Naples

6.3K 413 20
                                    

Vedi Napoli e poi muori. Cette expression perdit tout son charme lorsque je foulai le sol de la ville italienne pour la première fois. Après avoir appris à me fondre dans la masse au Togo, il me fallait mettre mes leçons en pratique. Et pour ça, Amy avait une idée assez précise de la méthode :

— Je reprends un vol dans deux heures, prétendit-elle.

— Comment ?

— Tu vas rester une semaine, répondit mon Sire sans changer de ton. Fais un tour, amuse-toi, rencontre des gens, fais ce que bon te semble. J'ai des affaires à régler et je ne veux pas de toi dans mes pattes pour ça.

— Mais je ne connais personne, ici ! objectai-je tant bien que mal.

— Et alors ? Tu es grand, tu parviendras à survivre. Je te donne rendez-vous dans sept jours, à quatorze heures au pied du Castel Nuovo.

Et elle partit en direction d'un comptoir. Je savais qu'il ne me servait à rien de tenter de négocier quoi que ce soit : elle avait décidé, je devais obéir. Je pris donc la direction de la sortie et le bourdonnement dans ma tête, auquel j'étais désormais habituée, s'estompa avant de disparaître. J'étais seul. Livré à moi-même, dans une ville inconnue, ne parlant pas un mot d'italien. Je n'avais de surcroît pas la moindre idée de ce qu'était ce Castel Nuovo.

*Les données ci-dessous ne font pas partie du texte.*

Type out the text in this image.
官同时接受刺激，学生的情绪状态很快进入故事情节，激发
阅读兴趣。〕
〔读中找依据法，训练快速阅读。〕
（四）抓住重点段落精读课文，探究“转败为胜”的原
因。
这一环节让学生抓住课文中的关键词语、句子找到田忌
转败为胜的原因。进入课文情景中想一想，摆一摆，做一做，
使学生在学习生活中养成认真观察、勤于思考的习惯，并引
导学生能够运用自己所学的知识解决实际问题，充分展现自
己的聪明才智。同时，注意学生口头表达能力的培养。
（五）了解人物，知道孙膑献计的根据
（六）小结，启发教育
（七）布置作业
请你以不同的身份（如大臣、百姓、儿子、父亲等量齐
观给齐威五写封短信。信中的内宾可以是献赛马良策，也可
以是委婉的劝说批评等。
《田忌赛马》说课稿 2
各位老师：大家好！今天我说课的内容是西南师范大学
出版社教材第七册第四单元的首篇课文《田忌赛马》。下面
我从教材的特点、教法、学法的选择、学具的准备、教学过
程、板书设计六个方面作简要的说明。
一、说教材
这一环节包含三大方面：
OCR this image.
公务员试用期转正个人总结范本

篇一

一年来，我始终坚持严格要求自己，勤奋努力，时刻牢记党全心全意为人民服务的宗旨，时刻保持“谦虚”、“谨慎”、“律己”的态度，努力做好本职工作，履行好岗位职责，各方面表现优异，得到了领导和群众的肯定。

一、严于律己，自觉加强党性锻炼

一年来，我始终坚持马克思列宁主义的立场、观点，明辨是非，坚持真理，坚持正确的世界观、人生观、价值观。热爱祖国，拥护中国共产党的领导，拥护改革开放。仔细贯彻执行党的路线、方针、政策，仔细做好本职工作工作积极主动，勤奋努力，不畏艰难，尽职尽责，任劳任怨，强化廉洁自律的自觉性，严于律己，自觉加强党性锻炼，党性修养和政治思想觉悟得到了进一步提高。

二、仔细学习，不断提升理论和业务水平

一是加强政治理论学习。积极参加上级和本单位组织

Dans mon costume Versace couleur crème, je découvris une liasse de quelques billets violets. De quoi tenir la semaine sans souci pour un humain. Mais j'ignorais toujours combien se monnayait une bouteille de sang. Tout autant que comment en trouver ! Parviendrais-je à survivre sept jours sans une goutte de ma précieuse liqueur ? Cette question m'obséda pendant quelques minutes et la panique me gagna peu à peu.

Je décidai cependant qu'Amy ne cherchait pas ma mort. Elle ne se serait pas donné la peine de me transformer pour me laisser dépérir quelques semaines plus tard. En toute logique, si elle m'avait abandonné, c'est qu'elle m'avait jugé capable de m'en sortir. Dans le pire des cas, je me servirais à la jugulaire d'un Italien. Rasséréné, je rejoignis le centre-ville à pied.

Après un peu plus de deux heures de marche, j'approchai de la vieille ville. Le soleil était au zénith et je commençais à m'inquiéter de ses effets. J'entrai donc dans le premier hôtel et y réservai une chambre. J'avais racheté de la crème dans un petit magasin, par précaution, et choisis d'attendre le soir pour sortir de nouveau. La pièce était simple et peu meublée, mais je n'avais pas le chic d'Amy, cela m'allait très bien. Le minuscule écran de télévision vomissait des images en continu sans que je ne comprenne rien aux paroles. Je coupai donc le son et ne portai plus d'intérêt au poste.

C'est par la suite, lors d'un long moment d'inertie, que je découvris ce qu'Amy appelait la contemplation. Assis sur mon lit, je jetais un œil par la fenêtre quand mon regard fut attiré par une fourmi. Elle n'avait rien de particulier, si ce n'est qu'elle était l'unique élément mobile de mon champ de vision. Et sans crier gare, elle devint mon seul centre d'intérêt.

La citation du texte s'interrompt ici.